Day’s Verse:
If God gives such attention to the appearance of wildflowers—most of which are never even seen—don’t you think he’ll attend to you, take pride in you, do his best for you?
Matthew 6:30

Another week, another bike ride. Except that this wasn’t just any bike ride. This was Cascade’s Flying Wheels Summer Century, which I originally only did because all my friends were doing it. I don’t like big rides with lots of people, and most of the time, Cascade rides are that exact thing. However, I duly registered because, as I said, I succumbed to peer pressure. Happily, the weather cooperated and stayed cloudy, dry, and right around 60°F.

Last year, those same riding buddies averaged 21 mph on this ride. That’s a sub-5 hour century. There’s no way I could begin to touch that, and I was hoping this year they’d maybe take it a bit easier. Ha, ha, ha! This century was flatter than the average Earthdream or RTS ride, and we spent a lot of time in the Snoqualmie/Snohomish Valley areas, which have rolling hills and long, flat sections that are perfect for people to get in a paceline and fly (this is called “putting the hammer down,” or “hammering.” That’s your bike vocab lesson for this post).

The first 30 or so miles, I managed to stay with the fast people, but I could feel my legs burning up their reserves way too fast. We averaged just over 20 mph to the first rest stop. I knew it was way too fast for me, and that I wouldn’t be able to sustain that pace for another 70 miles.

After that, I felt really exhausted, and fell back from the very front people to ride with the next group. Even they, hanging out in the 22- to 25-mph range, were eventually too fast for me. I stayed with them through to the rest stop at mile 56.

At that rest stop, the fastest people were just leaving as we arrived. We waved them off and then Dad and I joined some other people we knew who wanted to go a bit slower (like 20 mph). We had an excellent 30 miles together, taking turns pulling and maintaining a good average on the flats in the valley. My legs recovered from the earlier hard hard hard push and started feeling really strong and good. I was able to pull at 20 – 21 mph for sustained periods of time, which is super good for me. We passed all sorts of people on the last climb up the from the valley to the plateau.

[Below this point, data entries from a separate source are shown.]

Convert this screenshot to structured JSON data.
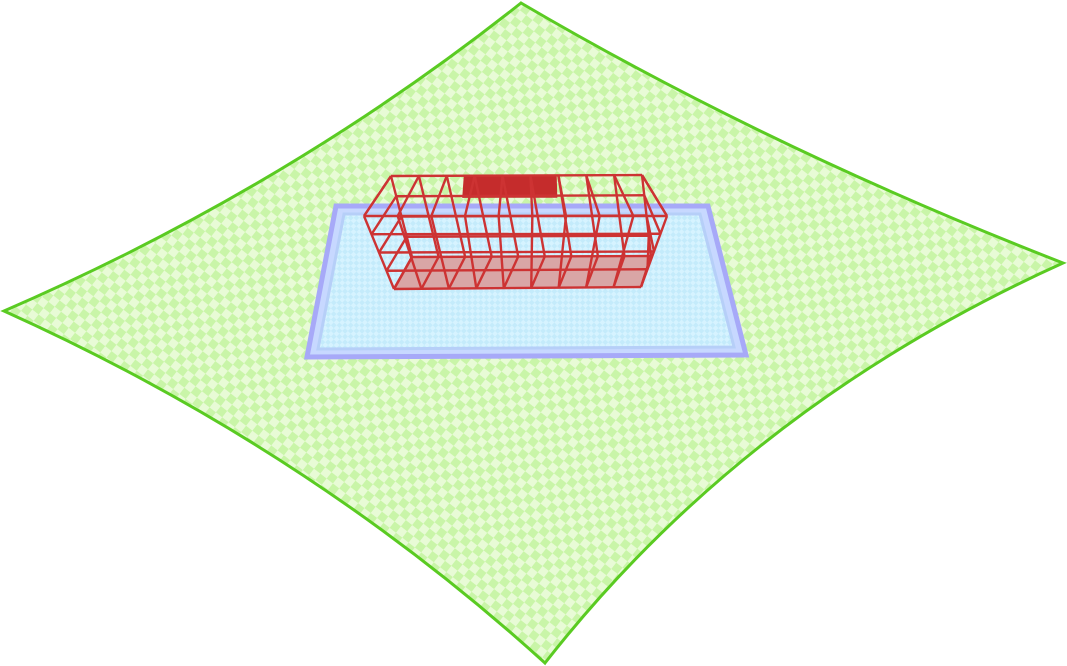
{
  "scene": {
    "ground_surface": {
      "fill": "#e8fbd6",
      "check": "#c9f5a8",
      "stroke": "#5acb22"
    },
    "pool": {
      "fill": "#d6f3ff",
      "check": "#c4ebfb",
      "rim": "#a7a9f8",
      "inner_rim": "#c7d8ff"
    },
    "cage": {
      "stroke": "#cd3333",
      "floor_fill": "#d9a6a6",
      "roof_block_fill": "#c52c2c",
      "columns": 9,
      "rows": 4
    }
  }
}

We paused at the rest stop at mile 85 just to regroup. Much to my delight, my buddy Dean was there with his Pedal Dynamics van doing the mechanic work. I said hi, Dean! and we were off. …But not for long. At mile 86, I heard PINGGGGG! and suddenly my rear wheel was dragging, bad. At first I thought it was a flat. I pulled over and we established it was much, much worse than a flat. I’d popped a spoke in the rear wheel, which was now so badly out of true that it was jammed against the rear brake and couldn’t even turn.

Crap (I’ll admit to using some rather stronger language than that at the time). Some mechanical issues you can fix on the road. A popped spoke, especially on a Dura-Ace wheel like mine, is not one of those. While everybody else rode on, Dad and I returned to the Pedal Dynamics booth, where Dean confirmed that he could neither fix nor jury-rig the wheel. My ride was effectively over at that point. Except that Dean had his own personal 10-speed cyclocross rear wheel in the van that would work on my bike. When he swapped the wheels — including putting my tire on, since his was too wide for my frame — my gratefulness basically went off the charts. The wheel felt weird, and the gearing wasn’t my first choice, but it worked. I’m so incredibly grateful that my spoke went out within walking distance of a stop, and that it was Dean at that stop. Amazing, really.

So Dad and I finished the ride together, taking turns pulling up East Lake Sammamish. Sadly, our friends were long gone, and my magical happy legs feeling evaporated not long after we resumed. I was very grateful to finish those last miles at all, since I’d just about given up hope when my spoke popped. Unfortunately, I didn’t pay attention to eating and drinking during those last 13 miles, and by mile 90 was starting to feel weak, lightheaded, and alarmingly loopy. I hung on to Dad’s wheel and let him pull me the last eight or so miles. I haven’t bonked that hard in a long time, and it did not feel good.

Upon finishing, I found the free chocolate milk and immediately downed three little containers of it, hoping to recover quickly. That turned out to be a terrible mistake, as I spent the next half hour riding slowly to 60 Acres park with terrible stomach cramps. Mom met us at 60 Acres with the car and dropped me off at home. Eventually my stomach recovered, I ate a sandwich, and here I am. Dean has my broken wheel and hopes to have it fixed before my ride next Saturday.

Despite everything, Dad and I averaged 19.2 mph over 98 miles, with about 5200 feet of climbing. It took us 5 hours and 2 minutes of riding time. That’s significantly a faster average than I’ve ever been able to maintain before, even on shorter, flatter rides. I really enjoyed the teamwork aspect of taking turns pulling to maintain a good average. It was, in a word, fun.

One thought on “Flying Wheels Century Ride Report

  1. Bikes seem to be pretty fragile things. I guess they are pretty intricate and you make them work pretty hard! Glad you survived all that.